The actual refund process

ClickBank’s 60-day refund policy is the safety net here. To get your money back, you email ClickBank support with your order ID. The vendor cannot block the refund, though they may try to delay or redirect you. Stick to ClickBank directly and the refund hits in 3–7 business days.

One real risk: if you buy through an upsell funnel, you might end up with multiple charges. Each charge requires a separate refund request. Keep your receipts.

What the medical evidence says

There is no FDA-approved digital cure for tinnitus. Sound therapy (masking, notched music, etc.) can help some people manage the distress, but it does not eliminate the underlying perception. The American Tinnitus Association states that while sound therapy is a legitimate management tool, it works best as part of a comprehensive plan supervised by a clinician.

This product provides none of that supervision.

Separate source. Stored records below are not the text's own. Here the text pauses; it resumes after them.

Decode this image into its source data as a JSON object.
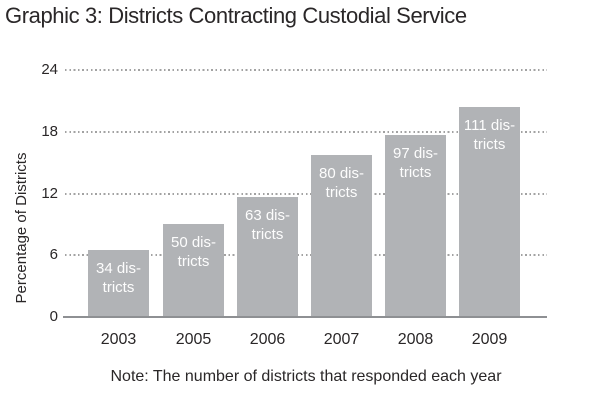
{
  "title": "Graphic 3: Districts Contracting Custodial Service",
  "note": "Note: The number of districts that responded each year",
  "y_axis": {
    "label": "Percentage of Districts",
    "ticks": [
      0,
      6,
      12,
      18,
      24
    ]
  },
  "chart_data": {
    "type": "bar",
    "title": "Graphic 3: Districts Contracting Custodial Service",
    "categories": [
      "2003",
      "2005",
      "2006",
      "2007",
      "2008",
      "2009"
    ],
    "values": [
      6.5,
      9.0,
      11.7,
      15.7,
      17.7,
      20.4
    ],
    "bar_labels": [
      [
        "34 dis-",
        "tricts"
      ],
      [
        "50 dis-",
        "tricts"
      ],
      [
        "63 dis-",
        "tricts"
      ],
      [
        "80 dis-",
        "tricts"
      ],
      [
        "97 dis-",
        "tricts"
      ],
      [
        "111 dis-",
        "tricts"
      ]
    ],
    "xlabel": "",
    "ylabel": "Percentage of Districts",
    "ylim": [
      0,
      24
    ],
    "yticks": [
      0,
      6,
      12,
      18,
      24
    ],
    "grid": "horizontal dotted lines at 6, 12, 18, 24",
    "legend_position": "none",
    "note": "Note: The number of districts that responded each year"
  },
  "colors": {
    "bar": "#b1b3b6",
    "bar_label_text": "#fdfdfd",
    "axis_line": "#8e9093",
    "gridline": "#a2a2a2",
    "text": "#2a2728",
    "background": "#ffffff"
  }
}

If you have tinnitus, the standard of care is an audiological evaluation to rule out treatable causes (earwax, hearing loss, medication side effects, etc.). A $53 download is not a substitute.

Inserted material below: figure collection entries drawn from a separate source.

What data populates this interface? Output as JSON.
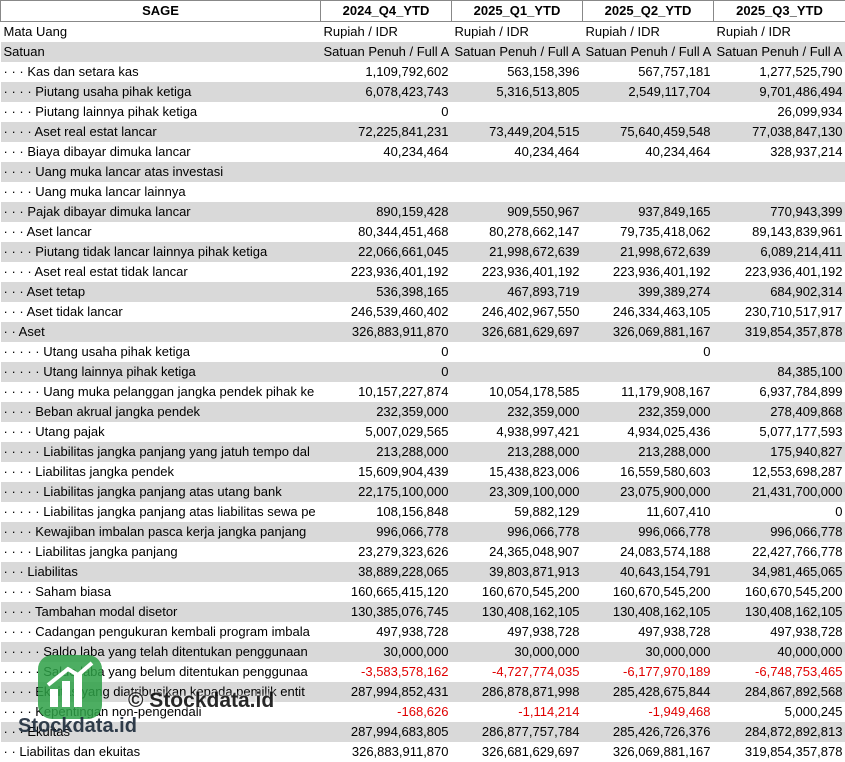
{
  "table": {
    "columns": [
      "SAGE",
      "2024_Q4_YTD",
      "2025_Q1_YTD",
      "2025_Q2_YTD",
      "2025_Q3_YTD"
    ],
    "rows": [
      [
        "Mata Uang",
        "Rupiah / IDR",
        "Rupiah / IDR",
        "Rupiah / IDR",
        "Rupiah / IDR"
      ],
      [
        "Satuan",
        "Satuan Penuh / Full A",
        "Satuan Penuh / Full A",
        "Satuan Penuh / Full A",
        "Satuan Penuh / Full A"
      ],
      [
        "· · · Kas dan setara kas",
        "1,109,792,602",
        "563,158,396",
        "567,757,181",
        "1,277,525,790"
      ],
      [
        "· · · · Piutang usaha pihak ketiga",
        "6,078,423,743",
        "5,316,513,805",
        "2,549,117,704",
        "9,701,486,494"
      ],
      [
        "· · · · Piutang lainnya pihak ketiga",
        "0",
        null,
        null,
        "26,099,934"
      ],
      [
        "· · · · Aset real estat lancar",
        "72,225,841,231",
        "73,449,204,515",
        "75,640,459,548",
        "77,038,847,130"
      ],
      [
        "· · · Biaya dibayar dimuka lancar",
        "40,234,464",
        "40,234,464",
        "40,234,464",
        "328,937,214"
      ],
      [
        "· · · · Uang muka lancar atas investasi",
        null,
        null,
        null,
        null
      ],
      [
        "· · · · Uang muka lancar lainnya",
        null,
        null,
        null,
        null
      ],
      [
        "· · · Pajak dibayar dimuka lancar",
        "890,159,428",
        "909,550,967",
        "937,849,165",
        "770,943,399"
      ],
      [
        "· · · Aset lancar",
        "80,344,451,468",
        "80,278,662,147",
        "79,735,418,062",
        "89,143,839,961"
      ],
      [
        "· · · · Piutang tidak lancar lainnya pihak ketiga",
        "22,066,661,045",
        "21,998,672,639",
        "21,998,672,639",
        "6,089,214,411"
      ],
      [
        "· · · · Aset real estat tidak lancar",
        "223,936,401,192",
        "223,936,401,192",
        "223,936,401,192",
        "223,936,401,192"
      ],
      [
        "· · · Aset tetap",
        "536,398,165",
        "467,893,719",
        "399,389,274",
        "684,902,314"
      ],
      [
        "· · · Aset tidak lancar",
        "246,539,460,402",
        "246,402,967,550",
        "246,334,463,105",
        "230,710,517,917"
      ],
      [
        "· · Aset",
        "326,883,911,870",
        "326,681,629,697",
        "326,069,881,167",
        "319,854,357,878"
      ],
      [
        "· · · · · Utang usaha pihak ketiga",
        "0",
        null,
        "0",
        null
      ],
      [
        "· · · · · Utang lainnya pihak ketiga",
        "0",
        null,
        null,
        "84,385,100"
      ],
      [
        "· · · · · Uang muka pelanggan jangka pendek pihak ke",
        "10,157,227,874",
        "10,054,178,585",
        "11,179,908,167",
        "6,937,784,899"
      ],
      [
        "· · · · Beban akrual jangka pendek",
        "232,359,000",
        "232,359,000",
        "232,359,000",
        "278,409,868"
      ],
      [
        "· · · · Utang pajak",
        "5,007,029,565",
        "4,938,997,421",
        "4,934,025,436",
        "5,077,177,593"
      ],
      [
        "· · · · · Liabilitas jangka panjang yang jatuh tempo dal",
        "213,288,000",
        "213,288,000",
        "213,288,000",
        "175,940,827"
      ],
      [
        "· · · · Liabilitas jangka pendek",
        "15,609,904,439",
        "15,438,823,006",
        "16,559,580,603",
        "12,553,698,287"
      ],
      [
        "· · · · · Liabilitas jangka panjang atas utang bank",
        "22,175,100,000",
        "23,309,100,000",
        "23,075,900,000",
        "21,431,700,000"
      ],
      [
        "· · · · · Liabilitas jangka panjang atas liabilitas sewa pe",
        "108,156,848",
        "59,882,129",
        "11,607,410",
        "0"
      ],
      [
        "· · · · Kewajiban imbalan pasca kerja jangka panjang",
        "996,066,778",
        "996,066,778",
        "996,066,778",
        "996,066,778"
      ],
      [
        "· · · · Liabilitas jangka panjang",
        "23,279,323,626",
        "24,365,048,907",
        "24,083,574,188",
        "22,427,766,778"
      ],
      [
        "· · · Liabilitas",
        "38,889,228,065",
        "39,803,871,913",
        "40,643,154,791",
        "34,981,465,065"
      ],
      [
        "· · · · Saham biasa",
        "160,665,415,120",
        "160,670,545,200",
        "160,670,545,200",
        "160,670,545,200"
      ],
      [
        "· · · · Tambahan modal disetor",
        "130,385,076,745",
        "130,408,162,105",
        "130,408,162,105",
        "130,408,162,105"
      ],
      [
        "· · · · Cadangan pengukuran kembali program imbala",
        "497,938,728",
        "497,938,728",
        "497,938,728",
        "497,938,728"
      ],
      [
        "· · · · · Saldo laba yang telah ditentukan penggunaan",
        "30,000,000",
        "30,000,000",
        "30,000,000",
        "40,000,000"
      ],
      [
        "· · · · · Saldo laba yang belum ditentukan penggunaa",
        "-3,583,578,162",
        "-4,727,774,035",
        "-6,177,970,189",
        "-6,748,753,465"
      ],
      [
        "· · · · Ekuitas yang diatribusikan kepada pemilik entit",
        "287,994,852,431",
        "286,878,871,998",
        "285,428,675,844",
        "284,867,892,568"
      ],
      [
        "· · · · Kepentingan non-pengendali",
        "-168,626",
        "-1,114,214",
        "-1,949,468",
        "5,000,245"
      ],
      [
        "· · · Ekuitas",
        "287,994,683,805",
        "286,877,757,784",
        "285,426,726,376",
        "284,872,892,813"
      ],
      [
        "· · Liabilitas dan ekuitas",
        "326,883,911,870",
        "326,681,629,697",
        "326,069,881,167",
        "319,854,357,878"
      ]
    ]
  },
  "watermark": {
    "brand": "Stockdata.id",
    "copyright": "© Stockdata.id"
  }
}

Who should buy, who should skip

Buy this only if you’ve already seen an ENT, have no treatable cause, and want to try a low-cost audio experiment inside a refund window. Even then, expect to refund it.

Skip this if you haven’t seen a doctor, if you expect a cure, or if you’re uncomfortable with a vendor whose main customer is affiliates, not you.

The honest read

Edison Wave is an affiliate marketing funnel with a digital product attached. The product might be harmless audio files that provide temporary relaxation. It might be complete nonsense. The vendor’s refusal to disclose what you’re buying before you pay is the real verdict.

I would not buy this. The refund window is real, but the time you spend downloading, listening, and hoping for a miracle is time you could spend getting actual medical advice. If you’re curious, use the refund window aggressively — but don’t expect to keep it.

— Mara Vance

Here's what I'd actually do

If you opened this at 11 pm and the page made the supplement look like an answer to something larger:

Close this tab. Edison Wave - Digital Hearing Offer is in the band where the marketing is doing the heavy lifting and the formula is not. There are evidence-based versions of every promise on that sales page, and most of them cost a third of the price with full label transparency.

Don't buy this if: Do not buy this if you have a diagnosed condition that this product is implicitly addressing. See a clinician. A $69 bottle does not replace a $0-with-insurance lab panel.

Mara Vance · Hospice nurse, retired (RN, 28 years)

Sources and review method

Supplement Skeptic reviews compare the visible label and sales claims against published research, dose ranges used in human studies, safety guidance, checkout terms, and refund mechanics. This page is not medical advice.

  1. Vendor sales page — ClickBank-listed sales page (active as of catalog import)

Frequently asked questions

Is Edison Wave a scam?
Not in the sense of taking your money and delivering nothing. You'll get digital files. But the marketing makes unsubstantiated claims, and the vendor's primary focus appears to be affiliate recruitment, which is a red flag for product quality.
What exactly do I get when I buy?
The sales page doesn't list the deliverables clearly — that's a problem. Based on similar ClickBank tinnitus offers, you'll likely receive downloadable audio tracks (often binaural beats or 'frequency therapy') and a PDF guide. The exact contents remain vague until purchase.
Does the 60-day refund really work?
Yes, ClickBank's refund policy applies. You can request a refund through ClickBank support within 60 days. However, some vendors may try to redirect you or make the process difficult. Stick to ClickBank directly and you'll get your money back.
Will this actually stop my ear ringing?
There is no peer-reviewed evidence that audio programs like this can permanently eliminate tinnitus. Some people report temporary relief from sound therapy, but the underlying condition remains. If you have tinnitus, see an audiologist or ENT first.